Bien plus, le souci de préciser le sens et l’étendue des variations possibles à un moment donné et dans un lieu déterminé a fait naître une branche nouvelle et très importante déjà des sciences biologiques, la Biométrie. Quételet, Galton, Pearson, nous ont appris comment il était possible d’appliquer aux êtres vivants les méthodes statistiques et les formules délicates du calcul des probabilités. Et tout en nous défiant un peu de certaines exagérations, tout en redoutant, avec C. Emery, les effrayants grimoires du dilettantisme biométrique[19], nous devons reconnaître que maniés habilement, mis en œuvre par un Wheldon, un Davenport, un Camerano, ces nouveaux procédés d’investigation ont donné déjà des résultats qui ne sont pas sans valeur et promettent pour l’avenir une moisson plus riche encore.

En Taxonomie comme en Anatomie, il reste beaucoup à faire ; ce n’est pas la besogne en elle-même qui est méprisable, mais l’esprit dans lequel elle est parfois accomplie par certains systématistes qui, sans mandat, prétendent s’établir comptables de la science et, sous prétexte de purisme grammatical, font métier de piraterie, substituant avec impudence leur nom obscur à ceux des naturalistes les plus méritants.

Mais une tâche plus digne nous incombe si, modestement et laborieusement, nous nous efforçons d’alléger pour le cerveau de nos successeurs le fardeau chaque jour plus écrasant de la spécification.

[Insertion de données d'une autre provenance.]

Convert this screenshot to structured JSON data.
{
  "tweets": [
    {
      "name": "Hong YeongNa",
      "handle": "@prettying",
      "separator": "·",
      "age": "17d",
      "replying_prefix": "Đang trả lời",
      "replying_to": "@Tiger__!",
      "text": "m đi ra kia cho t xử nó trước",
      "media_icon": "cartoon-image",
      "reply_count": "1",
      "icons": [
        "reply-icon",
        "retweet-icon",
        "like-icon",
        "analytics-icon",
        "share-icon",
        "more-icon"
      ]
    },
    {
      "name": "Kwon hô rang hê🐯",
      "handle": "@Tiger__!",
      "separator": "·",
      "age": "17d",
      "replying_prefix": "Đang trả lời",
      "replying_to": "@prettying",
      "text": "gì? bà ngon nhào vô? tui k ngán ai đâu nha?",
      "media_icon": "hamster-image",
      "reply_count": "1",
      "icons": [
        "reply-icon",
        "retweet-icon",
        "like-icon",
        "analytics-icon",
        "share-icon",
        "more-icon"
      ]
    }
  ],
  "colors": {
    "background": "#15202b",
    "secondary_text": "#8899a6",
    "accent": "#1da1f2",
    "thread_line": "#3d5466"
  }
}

La réforme de la systématique ne doit pas être cherchée dans l’établissement d’une nomenclature trinominale ou plurinominale qui par sa complication nous ramènerait aux temps prélinnéens. Les conciles œcuméniques de spécialistes à l’affût de priorités douteuses perdront peu à peu toute autorité. L’avenir appartient à une nomenclature basée sur les lois de variation des formes et des couleurs, tenant compte de ce que R. Baron a appelé les allotropies et anamorphoses diamétrales, de ce que Coutagne a désigné sous le nom de modes morphologiques, et enregistrant les espèces et les variétés dans les diverses régions géographiques par le système décimal de Dewey ainsi que l’a proposé Davenport[20]. Et cela même en abandonnant, s’il le faut, les anciens types quand ils n’auront dû qu’au hasard d’être les premiers rencontrés par les naturalistes l’honneur d’une description antérieure !

Sans doute les futurs mémoires de spécification ressembleront moins à des dictionnaires, et plus à des tables de logarithmes. Les mesures quantitatives remplaceront ou compléteront les descriptions purement qualitatives. À l’arbitraire des appréciations subjectives on substituera les données précises d’un polygone de fréquence ou d’une courbe de variabilité.

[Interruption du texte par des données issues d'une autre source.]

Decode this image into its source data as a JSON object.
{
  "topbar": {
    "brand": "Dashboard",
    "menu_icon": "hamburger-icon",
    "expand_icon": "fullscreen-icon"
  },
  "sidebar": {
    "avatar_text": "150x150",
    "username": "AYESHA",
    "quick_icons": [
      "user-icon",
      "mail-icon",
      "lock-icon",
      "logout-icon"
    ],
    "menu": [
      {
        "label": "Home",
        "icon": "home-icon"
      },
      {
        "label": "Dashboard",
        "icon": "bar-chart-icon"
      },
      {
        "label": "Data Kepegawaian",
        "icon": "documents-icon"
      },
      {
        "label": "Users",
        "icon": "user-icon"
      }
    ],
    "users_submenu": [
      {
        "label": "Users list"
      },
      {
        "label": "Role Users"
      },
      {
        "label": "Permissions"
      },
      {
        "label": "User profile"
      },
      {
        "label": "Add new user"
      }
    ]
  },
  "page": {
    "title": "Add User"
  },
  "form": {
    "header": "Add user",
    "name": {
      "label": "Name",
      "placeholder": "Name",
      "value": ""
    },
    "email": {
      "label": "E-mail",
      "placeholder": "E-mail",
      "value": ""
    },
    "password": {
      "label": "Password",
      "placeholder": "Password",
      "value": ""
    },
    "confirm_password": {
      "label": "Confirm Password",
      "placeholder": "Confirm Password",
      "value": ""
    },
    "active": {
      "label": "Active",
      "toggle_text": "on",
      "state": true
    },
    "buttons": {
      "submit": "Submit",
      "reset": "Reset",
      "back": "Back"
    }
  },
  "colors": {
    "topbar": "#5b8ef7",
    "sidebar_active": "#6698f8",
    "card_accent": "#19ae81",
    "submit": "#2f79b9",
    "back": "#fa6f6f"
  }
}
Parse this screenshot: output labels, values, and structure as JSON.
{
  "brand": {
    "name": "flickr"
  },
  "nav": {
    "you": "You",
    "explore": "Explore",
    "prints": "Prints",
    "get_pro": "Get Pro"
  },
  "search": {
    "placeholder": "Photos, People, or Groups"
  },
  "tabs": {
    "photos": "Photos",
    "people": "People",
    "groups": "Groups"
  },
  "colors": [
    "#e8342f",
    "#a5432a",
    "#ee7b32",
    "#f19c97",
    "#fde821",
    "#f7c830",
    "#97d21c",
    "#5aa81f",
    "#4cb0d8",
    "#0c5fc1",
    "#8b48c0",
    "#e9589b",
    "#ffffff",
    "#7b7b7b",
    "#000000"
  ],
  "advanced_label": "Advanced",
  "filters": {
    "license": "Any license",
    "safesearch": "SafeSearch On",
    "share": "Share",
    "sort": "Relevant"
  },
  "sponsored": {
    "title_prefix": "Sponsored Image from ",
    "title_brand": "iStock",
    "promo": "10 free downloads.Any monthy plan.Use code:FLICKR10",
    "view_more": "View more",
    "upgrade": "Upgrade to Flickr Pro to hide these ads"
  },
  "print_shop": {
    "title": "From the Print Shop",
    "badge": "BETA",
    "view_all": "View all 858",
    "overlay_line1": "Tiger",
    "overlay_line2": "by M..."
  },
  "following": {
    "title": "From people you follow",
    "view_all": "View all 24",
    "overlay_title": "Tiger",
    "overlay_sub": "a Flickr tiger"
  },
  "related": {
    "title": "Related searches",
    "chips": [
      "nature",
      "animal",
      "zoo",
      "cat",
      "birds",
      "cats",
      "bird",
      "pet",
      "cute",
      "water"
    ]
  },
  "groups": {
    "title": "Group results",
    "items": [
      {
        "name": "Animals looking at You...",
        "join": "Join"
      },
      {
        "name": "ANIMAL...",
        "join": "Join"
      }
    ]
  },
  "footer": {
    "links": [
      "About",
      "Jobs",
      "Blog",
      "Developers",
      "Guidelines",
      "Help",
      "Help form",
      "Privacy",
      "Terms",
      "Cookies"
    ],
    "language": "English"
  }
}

Les recherches sur la composition numérique ou la statistique des faunes locales, et leurs modifications selon les années et les saisons, recherches auxquelles d’humbles collectionneurs peuvent collaborer de la façon la plus efficace, sont aussi très recommandables, et des travaux tels que ceux d’Adalbert Seitz[21] et de Fr. Dahl[22], montrent toute la valeur de semblables investigations pour la solution des problèmes les plus importants de la distribution géographique des animaux.

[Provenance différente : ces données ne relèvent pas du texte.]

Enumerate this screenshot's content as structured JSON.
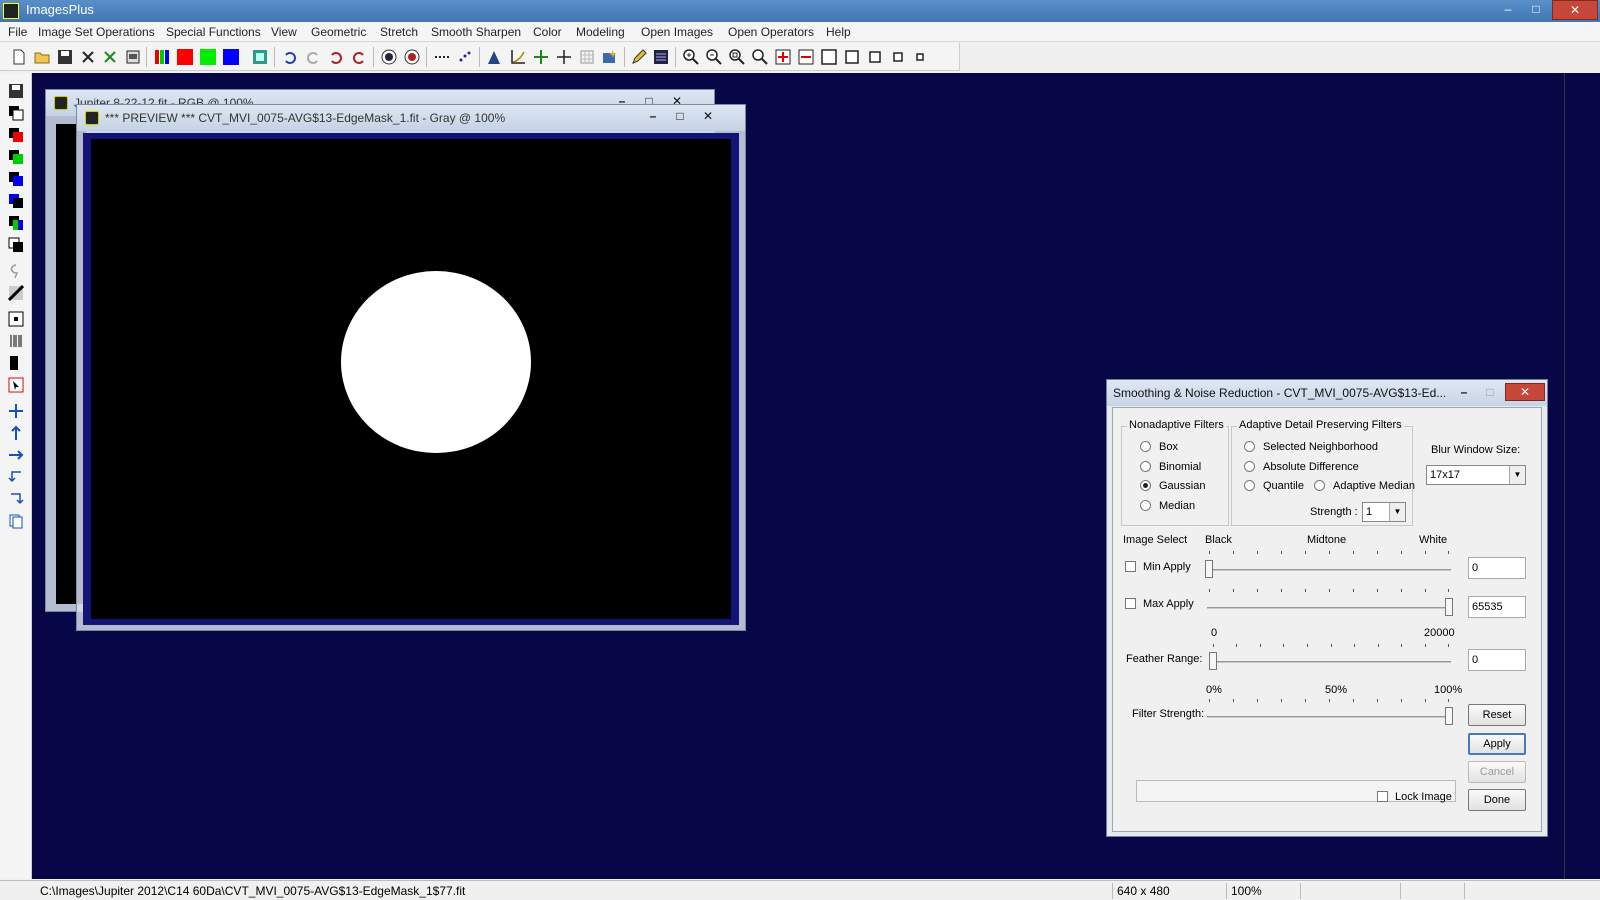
{
  "app": {
    "title": "ImagesPlus"
  },
  "menu": [
    "File",
    "Image Set Operations",
    "Special Functions",
    "View",
    "Geometric",
    "Stretch",
    "Smooth Sharpen",
    "Color",
    "Modeling",
    "Open Images",
    "Open Operators",
    "Help"
  ],
  "windows": {
    "back": {
      "title": "Jupiter 8-22-12.fit - RGB @ 100%"
    },
    "preview": {
      "title": "*** PREVIEW *** CVT_MVI_0075-AVG$13-EdgeMask_1.fit - Gray @ 100%"
    }
  },
  "dialog": {
    "title": "Smoothing & Noise Reduction - CVT_MVI_0075-AVG$13-Ed...",
    "nonadaptive": {
      "legend": "Nonadaptive Filters",
      "options": [
        {
          "label": "Box",
          "selected": false
        },
        {
          "label": "Binomial",
          "selected": false
        },
        {
          "label": "Gaussian",
          "selected": true
        },
        {
          "label": "Median",
          "selected": false
        }
      ]
    },
    "adaptive": {
      "legend": "Adaptive Detail Preserving Filters",
      "selected_neighborhood": "Selected Neighborhood",
      "absolute_difference": "Absolute Difference",
      "quantile": "Quantile",
      "adaptive_median": "Adaptive Median",
      "strength_label": "Strength :",
      "strength_value": "1"
    },
    "blur": {
      "label": "Blur Window Size:",
      "value": "17x17"
    },
    "image_select": {
      "label": "Image Select",
      "black": "Black",
      "midtone": "Midtone",
      "white": "White"
    },
    "min_apply": {
      "label": "Min Apply",
      "value": "0",
      "level": 0.0
    },
    "max_apply": {
      "label": "Max Apply",
      "value": "65535",
      "level": 1.0
    },
    "feather": {
      "label": "Feather Range:",
      "min": "0",
      "max": "20000",
      "value": "0",
      "level": 0.0
    },
    "filter_strength": {
      "label": "Filter Strength:",
      "p0": "0%",
      "p50": "50%",
      "p100": "100%",
      "level": 1.0
    },
    "buttons": {
      "reset": "Reset",
      "apply": "Apply",
      "cancel": "Cancel",
      "done": "Done"
    },
    "lock_image": "Lock Image"
  },
  "status": {
    "path": "C:\\Images\\Jupiter 2012\\C14 60Da\\CVT_MVI_0075-AVG$13-EdgeMask_1$77.fit",
    "size": "640 x 480",
    "zoom": "100%"
  }
}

Qu’ils soient donc les bienvenus, les amateurs pleins de zèle qui, en enrichissant nos musées de spécimens judicieusement classés, nous préparent une Géonémie raisonnée, expression vivante et suggestive de l’histoire de la création.

Qu’ils soient les bienvenus le morphologiste, l’anatomiste, l’embryogéniste patient qui nous donneront dans les moindres détails la connaissance, encore si lacunaire et si désirable pour le progrès de la science, de formes nodales telles que Phoronis ou Rhabdopleura, Balanoglossus ou Cephalodiscus, ou qui nous renseigneront sur la phylogénie, à peine esquissée et peut-être toujours indéchiffrable par l’insuffisante paléontologie, des principaux groupes d’animaux et de végétaux.

Qu’il soit le bienvenu le cytologiste qui, par de délicates observations et à l’aide de la technique la plus raffinée, nous révélera comment ont pris naissance, et comment se sont graduellement compliqués les processus merveilleux de la caryokinèse et les modes plus primitifs, mais encore si peu connus, de la division indirecte des organismes unicellulaires.

Certes, nous pouvons beaucoup attendre pour l’avenir du développement de la Cytologie expérimentale, et nous devons suivre avec un intérêt passionné les recherches d’un Bütschli sur les plasmas artificiels, celle d’un Marcus Hartog sur l’action des champs électromagnétiques dans la polarité du fuseau de division des noyaux, ou celle d’un Stéph. Leduc sur la production, par diffusion, d’images analogues à celles des mitoses cellulaires. Mais avant de pouvoir appliquer en toute sûreté aux plastides organiques les lois et les principes de la physicochimie, combien de mystères restent à élucider touchant l’origine et la signification des chromosomes, des astrosphères et des corpuscules directeurs. Et, là encore, la Morphologie descriptive n’a pas dit son dernier mot.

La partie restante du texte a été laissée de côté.